I untied the cord so we could observe the token better, and caught a carving on one side with my fingers. "Hmm...ah, there’s Valmeier’s name in it"
"Only that?" the Hero sounded disappointed.
"Try infusing your mana or something," Natha offered am advice.
"Oh!" I nodded and immediately tried it, but...
"Nothing?"
Natha corrected himself. "The light mana, the one from the Goddess."
"Ah, right--let me try again."
This time, instead of the usual druid mana, I tapped into the priest carving in my heart. The mana that came out of my fingers was light this time, seeping into the carving of Valmeier’s name and...
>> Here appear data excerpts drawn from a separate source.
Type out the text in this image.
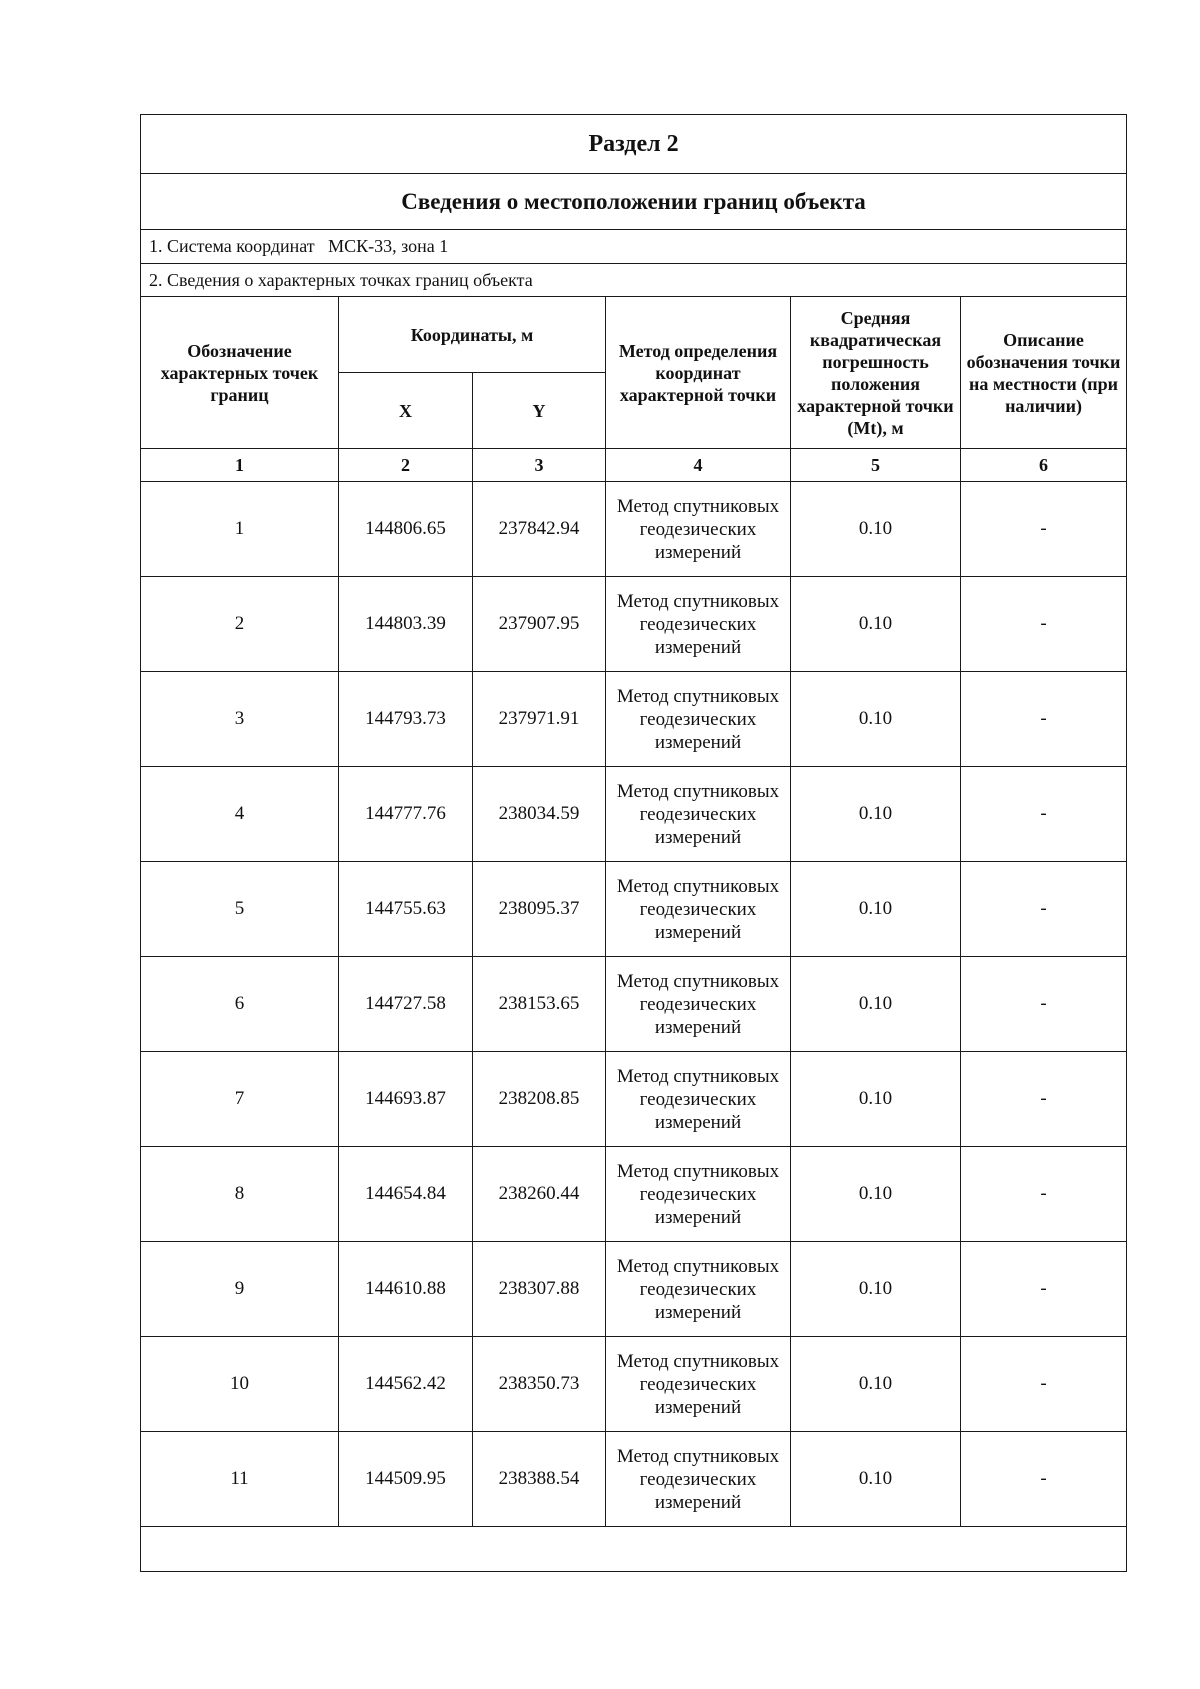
Раздел 2					
Сведения о местоположении границ объекта					
1. Система координат МСК-33, зона 1					
2. Сведения о характерных точках границ объекта					
Обозначение характерных точек границ	Координаты, м		Метод определения координат характерной точки	Средняя квадратическая погрешность положения характерной точки (Mt), м	Описание обозначения точки на местности (при наличии)
	X	Y			
1	2	3	4	5	6
1	144806.65	237842.94	Метод спутниковых геодезических измерений	0.10	-
2	144803.39	237907.95	Метод спутниковых геодезических измерений	0.10	-
3	144793.73	237971.91	Метод спутниковых геодезических измерений	0.10	-
4	144777.76	238034.59	Метод спутниковых геодезических измерений	0.10	-
5	144755.63	238095.37	Метод спутниковых геодезических измерений	0.10	-
6	144727.58	238153.65	Метод спутниковых геодезических измерений	0.10	-
7	144693.87	238208.85	Метод спутниковых геодезических измерений	0.10	-
8	144654.84	238260.44	Метод спутниковых геодезических измерений	0.10	-
9	144610.88	238307.88	Метод спутниковых геодезических измерений	0.10	-
10	144562.42	238350.73	Метод спутниковых геодезических измерений	0.10	-
11	144509.95	238388.54	Метод спутниковых геодезических измерений	0.10	-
The token cracked--no, a line appeared along Valneier’s name, and a clicking sound could be heard. I almost gasped as the token split; a layer in its surface opened up like a window, and the token got widened, like a cube being deconstructed. It didn’t stop there, however, because more and more layers split and the small token got bigger and bigger as it became thinner. Like a piece of ancient puzzle, the small token in the size of a matchbox suddenly became as big as a parchment roll.
"Oh! Oh!"
The wood token had turned into a whole open scroll.